Member of Parliament for Ayawaso West-Wuogon Constituency
- In office 7 January 2001 – 6 January 2005
- President: John Kufuor

Personal details
- Party: New Patriotic Party
- Profession: Politician

= George Isaac Amoo =

Ghanaian politician

George Isaac Amoo is a Ghanaian politician who was member of parliament for the Ayawaso West Wuogon Constituency from January 2001 to January 2005. He was the 3rd national coordinator of the National Disaster Management Organization in Ghana.

==NADMO coordinator==
Amoo was appointed by President John Kufour as the national coordinator of NADMO. He served in that capacity from August 2006 to December 2007.

== GMET ==
Amoo is currently the chairman of an 11-member Governing Board the Ghana Meteorological Agency(GMET) which was inaugurated in Accra on February 22, 2023. At the helm of the board is Mr. George Isaac Amoo, serving as chairman. Assisting him are esteemed members: Mr. Eric Esuman, Mrs. Magdalene Ewuraesi Apenteng, Madam Cecilia Sheitu Nyadia, Mr. Ben Yaw Ampomah, and Ing. Theophilus Nii Okai.

==Politics==
Amoo is a member of the New Patriotic Party. He was elected as the member of parliament for the Ayawaso West-Wuogon constituency in the Greater Accra region in the 3rd parliament of the 4th republic of Ghana. He was succeeded by Akosua Frema Osei-Opare in the 2004 Ghanaian General elections.

== Elections ==
Amoo was elected as the member of parliament for the Ayawaso West-Wuogon constituency in the 2000 Ghanaian general elections.
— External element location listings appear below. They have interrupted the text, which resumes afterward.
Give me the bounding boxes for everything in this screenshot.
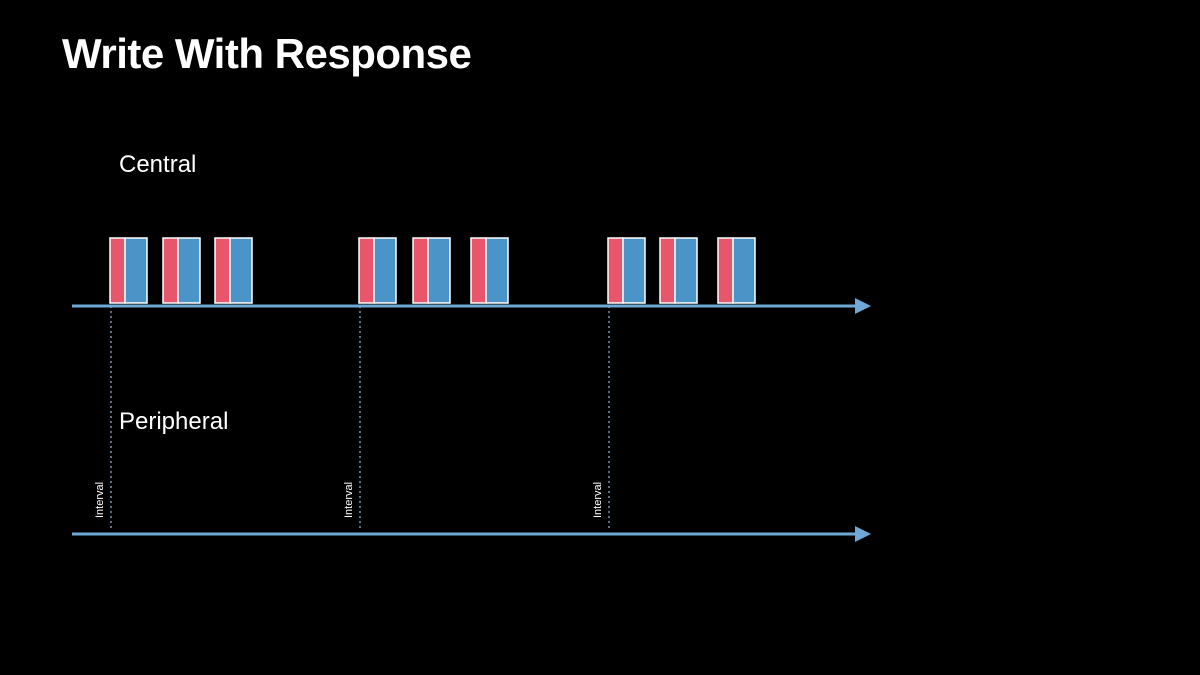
- packet-payload-block: [124, 237, 148, 304]
- write-packet: [470, 237, 509, 304]
- packet-header-block: [659, 237, 676, 304]
- packet-header-block: [412, 237, 429, 304]
- write-packet: [214, 237, 253, 304]
- write-packet: [607, 237, 646, 304]
- write-packet: [162, 237, 201, 304]
- packet-header-block: [470, 237, 487, 304]
- packet-payload-block: [229, 237, 253, 304]
- slide-title: Write With Response: [62, 30, 472, 77]
- peripheral-arrow-right-icon: [855, 526, 871, 542]
- packet-header-block: [214, 237, 231, 304]
- packet-header-block: [717, 237, 734, 304]
- write-packet: [659, 237, 698, 304]
- write-packet: [109, 237, 148, 304]
- packet-header-block: [109, 237, 126, 304]
- packet-header-block: [358, 237, 375, 304]
- interval-label: Interval: [343, 482, 355, 518]
- interval-label: Interval: [592, 482, 604, 518]
- interval-label: Interval: [94, 482, 106, 518]
- packet-payload-block: [373, 237, 397, 304]
- packet-payload-block: [177, 237, 201, 304]
- packet-payload-block: [427, 237, 451, 304]
- packet-payload-block: [732, 237, 756, 304]
- packet-payload-block: [485, 237, 509, 304]
- peripheral-lane-label: Peripheral: [119, 408, 229, 435]
- interval-markers: Interval Interval Interval: [94, 306, 610, 530]
- write-packet: [412, 237, 451, 304]
- packet-header-block: [607, 237, 624, 304]
- packet-payload-block: [674, 237, 698, 304]
- packet-header-block: [162, 237, 179, 304]
- write-packet: [358, 237, 397, 304]
- central-arrow-right-icon: [855, 298, 871, 314]
- packet-payload-block: [622, 237, 646, 304]
- central-lane-label: Central: [119, 151, 197, 178]
- write-packet: [717, 237, 756, 304]
- central-packets: [109, 237, 756, 304]
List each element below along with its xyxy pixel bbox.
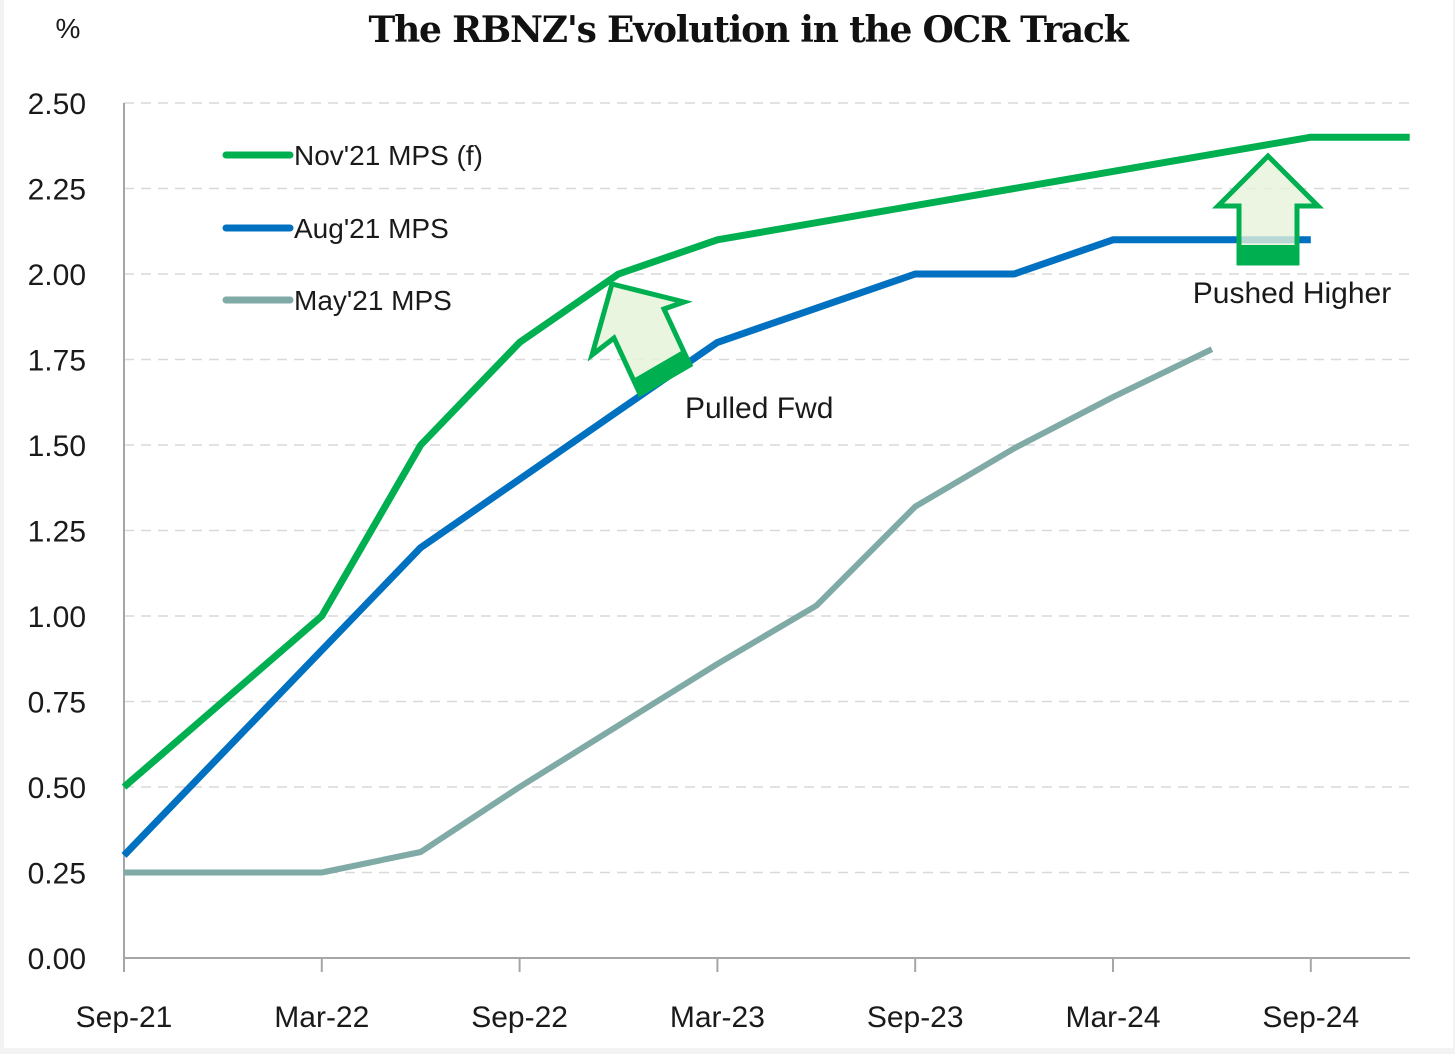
annotation-pulled-fwd: Pulled Fwd — [685, 392, 833, 425]
legend-label: May'21 MPS — [294, 285, 452, 316]
y-tick-label: 2.50 — [28, 88, 86, 121]
x-tick-label: Sep-22 — [471, 1001, 568, 1034]
pushed-higher-arrow — [1211, 152, 1325, 266]
legend-item: Nov'21 MPS (f) — [222, 140, 483, 171]
y-tick-label: 1.00 — [28, 601, 86, 634]
y-tick-label: 1.50 — [28, 430, 86, 463]
series-lines — [121, 133, 1410, 876]
y-tick-label: 1.25 — [28, 516, 86, 549]
y-tick-label: 2.25 — [28, 174, 86, 207]
x-tick-label: Mar-24 — [1065, 1001, 1160, 1034]
x-tick-label: Sep-23 — [867, 1001, 964, 1034]
x-tick-label: Mar-22 — [274, 1001, 369, 1034]
y-tick-label: 0.50 — [28, 772, 86, 805]
chart-title: The RBNZ's Evolution in the OCR Track — [368, 9, 1129, 51]
arrow-base-band — [1239, 245, 1297, 264]
x-tick-label: Mar-23 — [670, 1001, 765, 1034]
pulled-fwd-arrow — [587, 280, 694, 398]
series-line-nov-21-mps-f- — [121, 133, 1410, 790]
annotation-arrows: Pulled Fwd Pushed Higher — [587, 152, 1391, 425]
y-tick-label: 2.00 — [28, 259, 86, 292]
y-tick-label: 0.00 — [28, 943, 86, 976]
legend-label: Nov'21 MPS (f) — [294, 140, 483, 171]
y-axis-unit-label: % — [56, 13, 81, 44]
legend: Nov'21 MPS (f) Aug'21 MPS May'21 MPS — [222, 140, 483, 316]
series-line-may-21-mps — [124, 346, 1214, 876]
series-line-aug-21-mps — [121, 236, 1311, 858]
chart-frame: The RBNZ's Evolution in the OCR Track % … — [4, 0, 1453, 1048]
annotation-pushed-higher: Pushed Higher — [1193, 277, 1391, 310]
arrow-base-band — [633, 350, 690, 394]
ocr-line-chart: The RBNZ's Evolution in the OCR Track % … — [28, 9, 1410, 1034]
y-tick-label: 1.75 — [28, 345, 86, 378]
legend-item: Aug'21 MPS — [222, 213, 449, 244]
x-axis: Sep-21 Mar-22 Sep-22 Mar-23 Sep-23 Mar-24 Sep-… — [76, 103, 1410, 1034]
legend-label: Aug'21 MPS — [294, 213, 449, 244]
x-tick-label: Sep-21 — [76, 1001, 173, 1034]
y-axis-ticks: 0.00 0.25 0.50 0.75 1.00 1.25 1.50 1.75 2.00 2.25… — [28, 88, 86, 976]
y-tick-label: 0.25 — [28, 858, 86, 891]
legend-item: May'21 MPS — [222, 285, 452, 316]
y-tick-label: 0.75 — [28, 687, 86, 720]
x-tick-label: Sep-24 — [1262, 1001, 1359, 1034]
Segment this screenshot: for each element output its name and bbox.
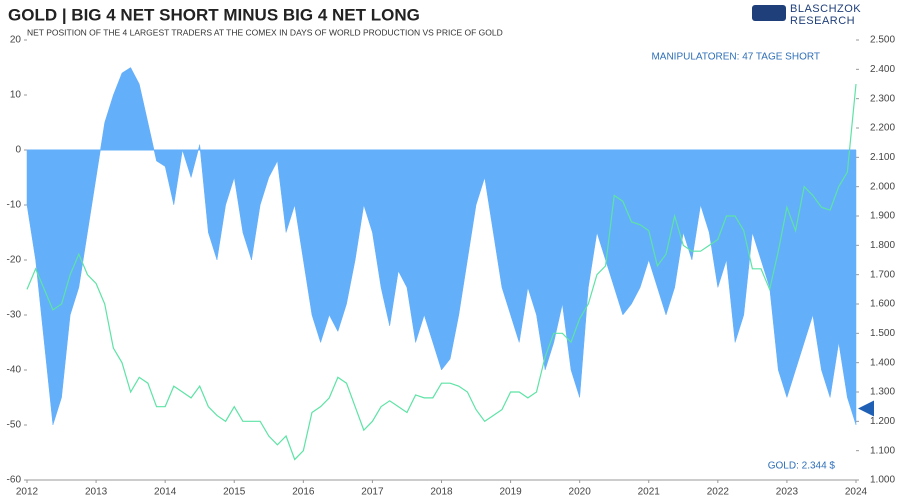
- x-tick-label: 2020: [569, 487, 592, 498]
- y2-tick-label: 1.600: [870, 299, 895, 310]
- y-tick-label: 0: [15, 145, 21, 156]
- logo: BLASCHZOK RESEARCH: [752, 3, 861, 27]
- y-tick-label: 20: [10, 35, 22, 46]
- price-line: [26, 83, 857, 461]
- y2-tick-label: 2.000: [870, 181, 895, 192]
- y-tick-label: -20: [7, 255, 22, 266]
- x-tick-label: 2023: [776, 487, 799, 498]
- y2-tick-label: 1.500: [870, 328, 895, 339]
- chart-subtitle: NET POSITION OF THE 4 LARGEST TRADERS AT…: [27, 27, 503, 37]
- x-tick-label: 2016: [292, 487, 315, 498]
- y2-tick-label: 1.900: [870, 211, 895, 222]
- x-tick-label: 2012: [16, 487, 39, 498]
- y2-tick-label: 1.100: [870, 445, 895, 456]
- x-tick-label: 2024: [845, 487, 868, 498]
- logo-text: RESEARCH: [790, 15, 855, 27]
- y2-tick-label: 2.200: [870, 123, 895, 134]
- y2-tick-label: 2.300: [870, 93, 895, 104]
- x-tick-label: 2015: [223, 487, 246, 498]
- y2-tick-label: 2.100: [870, 152, 895, 163]
- y-tick-label: -40: [7, 365, 22, 376]
- y2-tick-label: 1.000: [870, 475, 895, 486]
- x-tick-label: 2017: [361, 487, 384, 498]
- y-tick-label: -60: [7, 475, 22, 486]
- x-tick-label: 2021: [638, 487, 661, 498]
- y2-tick-label: 2.500: [870, 35, 895, 46]
- chart-title: GOLD | BIG 4 NET SHORT MINUS BIG 4 NET L…: [8, 5, 420, 24]
- y-tick-label: -50: [7, 420, 22, 431]
- y2-tick-label: 1.200: [870, 416, 895, 427]
- x-tick-label: 2019: [499, 487, 522, 498]
- y-tick-label: 10: [10, 90, 22, 101]
- position-area: [26, 67, 857, 426]
- y2-tick-label: 2.400: [870, 64, 895, 75]
- annotation: MANIPULATOREN: 47 TAGE SHORT: [651, 52, 820, 63]
- logo-text: BLASCHZOK: [790, 3, 861, 15]
- annotation: GOLD: 2.344 $: [768, 461, 836, 472]
- y2-tick-label: 1.300: [870, 387, 895, 398]
- y-tick-label: -30: [7, 310, 22, 321]
- x-tick-label: 2014: [154, 487, 177, 498]
- y2-tick-label: 1.800: [870, 240, 895, 251]
- y2-tick-label: 1.700: [870, 269, 895, 280]
- y2-tick-label: 1.400: [870, 357, 895, 368]
- position-marker: [858, 400, 874, 417]
- y-tick-label: -10: [7, 200, 22, 211]
- logo-icon: [752, 5, 786, 21]
- x-tick-label: 2013: [85, 487, 108, 498]
- x-tick-label: 2022: [707, 487, 730, 498]
- x-tick-label: 2018: [430, 487, 453, 498]
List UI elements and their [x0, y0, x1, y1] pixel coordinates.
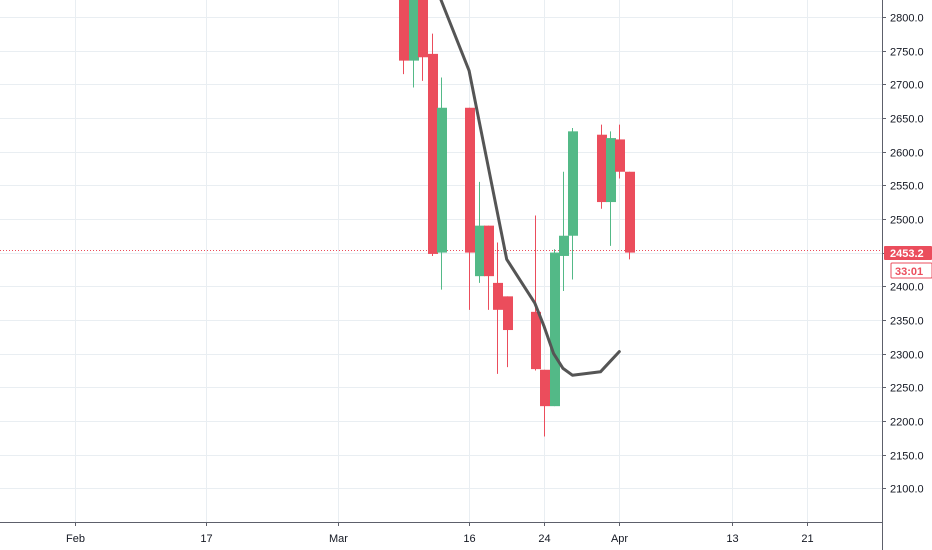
- x-tick-label: Mar: [329, 533, 348, 545]
- candle[interactable]: [625, 171, 635, 260]
- candle[interactable]: [399, 0, 409, 75]
- x-tick-label: 16: [463, 533, 475, 545]
- y-tick-label: 2800.0: [890, 13, 924, 25]
- candle[interactable]: [568, 127, 578, 280]
- candle[interactable]: [597, 124, 607, 209]
- candle-body: [597, 134, 607, 203]
- candle[interactable]: [475, 181, 485, 283]
- candle[interactable]: [465, 107, 475, 310]
- candles-layer[interactable]: [399, 0, 635, 437]
- candle-body: [625, 171, 635, 253]
- time-axis-ticks[interactable]: Feb 17 Mar 16 24 Apr 13 21: [66, 522, 814, 545]
- candle[interactable]: [493, 242, 503, 374]
- candle[interactable]: [409, 0, 419, 88]
- candle-body: [606, 138, 616, 203]
- x-tick-label: 24: [538, 533, 550, 545]
- candle[interactable]: [615, 124, 625, 179]
- candle-body: [399, 0, 409, 61]
- candle-body: [531, 311, 541, 370]
- x-tick-label: 17: [200, 533, 212, 545]
- candle-body: [559, 235, 569, 256]
- x-tick-label: Apr: [611, 533, 628, 545]
- candle-body: [503, 296, 513, 331]
- candle[interactable]: [531, 215, 541, 371]
- last-price-tag: 2453.2: [890, 248, 924, 260]
- candle[interactable]: [550, 249, 560, 407]
- candle-body: [475, 225, 485, 277]
- candle[interactable]: [540, 369, 550, 437]
- candle[interactable]: [418, 0, 428, 81]
- y-tick-label: 2250.0: [890, 383, 924, 395]
- price-tags: 2453.2 33:01: [884, 246, 932, 279]
- candle-body: [493, 282, 503, 310]
- moving-average-line: [439, 0, 621, 377]
- candle-body: [418, 0, 428, 58]
- y-tick-label: 2700.0: [890, 80, 924, 92]
- y-tick-label: 2650.0: [890, 114, 924, 126]
- y-tick-label: 2350.0: [890, 316, 924, 328]
- y-tick-label: 2750.0: [890, 47, 924, 59]
- candle-body: [409, 0, 419, 61]
- y-tick-label: 2150.0: [890, 451, 924, 463]
- candle-body: [550, 252, 560, 407]
- countdown-tag: 33:01: [895, 266, 923, 278]
- candle[interactable]: [559, 171, 569, 291]
- candle[interactable]: [606, 131, 616, 246]
- y-tick-label: 2300.0: [890, 350, 924, 362]
- moving-average-layer: [439, 0, 621, 377]
- candle-body: [437, 107, 447, 253]
- candle-body: [428, 53, 438, 254]
- candle-body: [484, 225, 494, 277]
- x-tick-label: Feb: [66, 533, 85, 545]
- countdown-tag-bg: [890, 262, 932, 279]
- x-tick-label: 13: [726, 533, 738, 545]
- last-price-tag-bg: [884, 246, 932, 260]
- y-tick-label: 2100.0: [890, 484, 924, 496]
- y-tick-label: 2550.0: [890, 181, 924, 193]
- candle-body: [465, 107, 475, 253]
- candle-body: [615, 139, 625, 172]
- candle[interactable]: [503, 296, 513, 368]
- candle[interactable]: [428, 33, 438, 256]
- y-tick-label: 2400.0: [890, 282, 924, 294]
- candle[interactable]: [484, 225, 494, 310]
- axes-layer: [0, 0, 883, 550]
- candle[interactable]: [437, 77, 447, 290]
- candle-body: [568, 131, 578, 236]
- y-tick-label: 2500.0: [890, 215, 924, 227]
- x-tick-label: 21: [801, 533, 813, 545]
- candle-body: [540, 369, 550, 407]
- y-tick-label: 2600.0: [890, 148, 924, 160]
- y-tick-label: 2200.0: [890, 417, 924, 429]
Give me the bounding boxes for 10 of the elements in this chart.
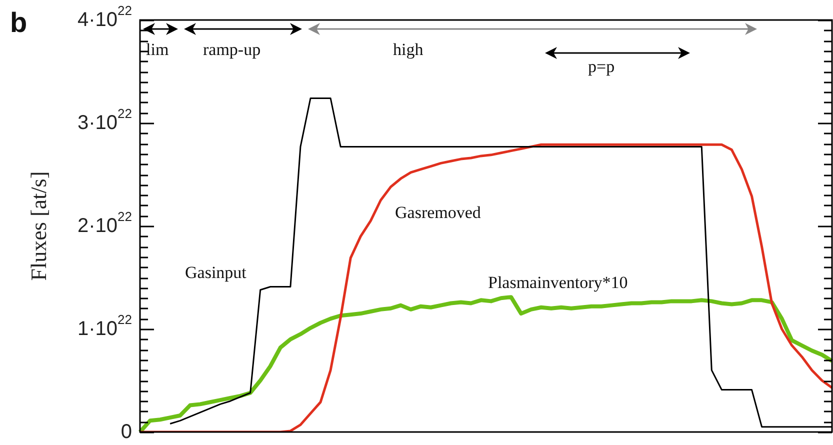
- y-tick-label: 0: [120, 421, 132, 444]
- annotation: ramp-up: [203, 40, 261, 59]
- series-label: Gasremoved: [395, 203, 482, 222]
- series-label: Plasmainventory*10: [488, 273, 628, 292]
- text: b: [10, 7, 28, 38]
- annotation: high: [393, 40, 424, 59]
- annotation: p=p: [588, 57, 615, 76]
- series-label: Gasinput: [185, 263, 247, 282]
- y-axis-title: Fluxes [at/s]: [26, 171, 51, 281]
- annotation: lim: [146, 40, 169, 59]
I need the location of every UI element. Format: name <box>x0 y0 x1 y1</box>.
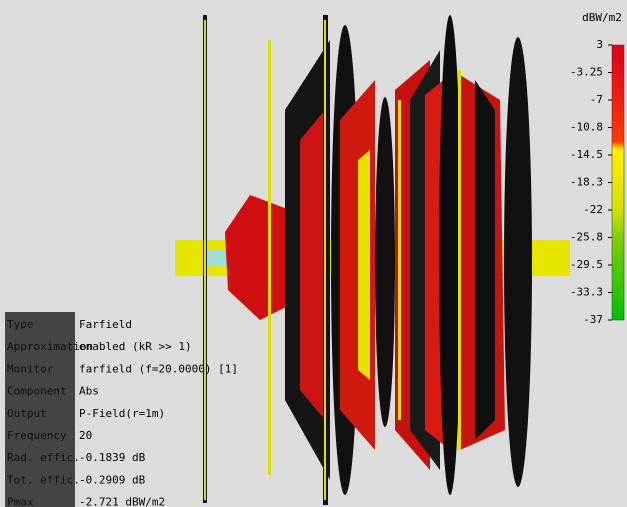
info-label-panel <box>5 312 75 507</box>
info-value: -2.721 dBW/m2 <box>79 496 165 507</box>
legend-tick-label: -25.8 <box>570 231 603 244</box>
legend-ticks: 3 -3.25 -7 -10.8 -14.5 -18.3 -22 -25.8 -29.5 -33.… <box>570 38 612 326</box>
farfield-shape <box>175 15 570 505</box>
info-label: Type <box>7 318 34 331</box>
info-label: Frequency <box>7 429 67 442</box>
legend-tick-label: -7 <box>590 93 603 106</box>
info-label: Pmax <box>7 496 34 507</box>
legend-tick-label: -3.25 <box>570 66 603 79</box>
info-value: Farfield <box>79 318 132 331</box>
info-label: Approximation <box>7 340 93 353</box>
info-label: Rad. effic. <box>7 451 80 464</box>
legend-unit: dBW/m2 <box>582 11 622 24</box>
info-value: Abs <box>79 385 99 398</box>
legend-tick-label: -10.8 <box>570 121 603 134</box>
legend-tick-label: -14.5 <box>570 148 603 161</box>
color-scale <box>611 44 625 321</box>
info-value: P-Field(r=1m) <box>79 407 165 420</box>
legend-tick-label: -33.3 <box>570 286 603 299</box>
info-value: -0.1839 dB <box>79 451 146 464</box>
info-label: Monitor <box>7 362 54 375</box>
legend-tick-label: -18.3 <box>570 176 603 189</box>
info-value: -0.2909 dB <box>79 473 146 486</box>
info-value: farfield (f=20.0000) [1] <box>79 362 238 375</box>
info-value: 20 <box>79 429 92 442</box>
info-value: enabled (kR >> 1) <box>79 340 192 353</box>
info-label: Component <box>7 385 67 398</box>
legend-tick-label: 3 <box>596 38 603 51</box>
info-label: Output <box>7 407 47 420</box>
legend-tick-label: -22 <box>583 203 603 216</box>
legend-tick-label: -29.5 <box>570 258 603 271</box>
legend-tick-label: -37 <box>583 313 603 326</box>
info-label: Tot. effic. <box>7 473 80 486</box>
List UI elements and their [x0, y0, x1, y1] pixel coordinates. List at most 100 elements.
He was elected on the ticket of the New Patriotic Party. His constituency was a part of the 16 parliamentary seats out of 22 seats won by the New Patriotic Party in that election for the Greater Accra Region. The New Patriotic Party won a majority total of 100 parliamentary seats out of 200 seats in the 3rd parliament of the 4th republic of Ghana. He was elected with 17,555 votes out of 31,648 total valid votes cast. This was equivalent to 56.2% of the total valid votes cast. He was elected over Elvis Afriyie-Ankrah of the National Democratic Congress, Jane Chinebuah of the National Reform Party and Samuel Addy of the People's National Convention. These obtained 11,338, 1, 077, 715, and 477 votes respectively out of the total valid votes cast. These were equivalent to 36.5%, 3.5%, 2.3% and 1.5% respectively of total valid votes cast.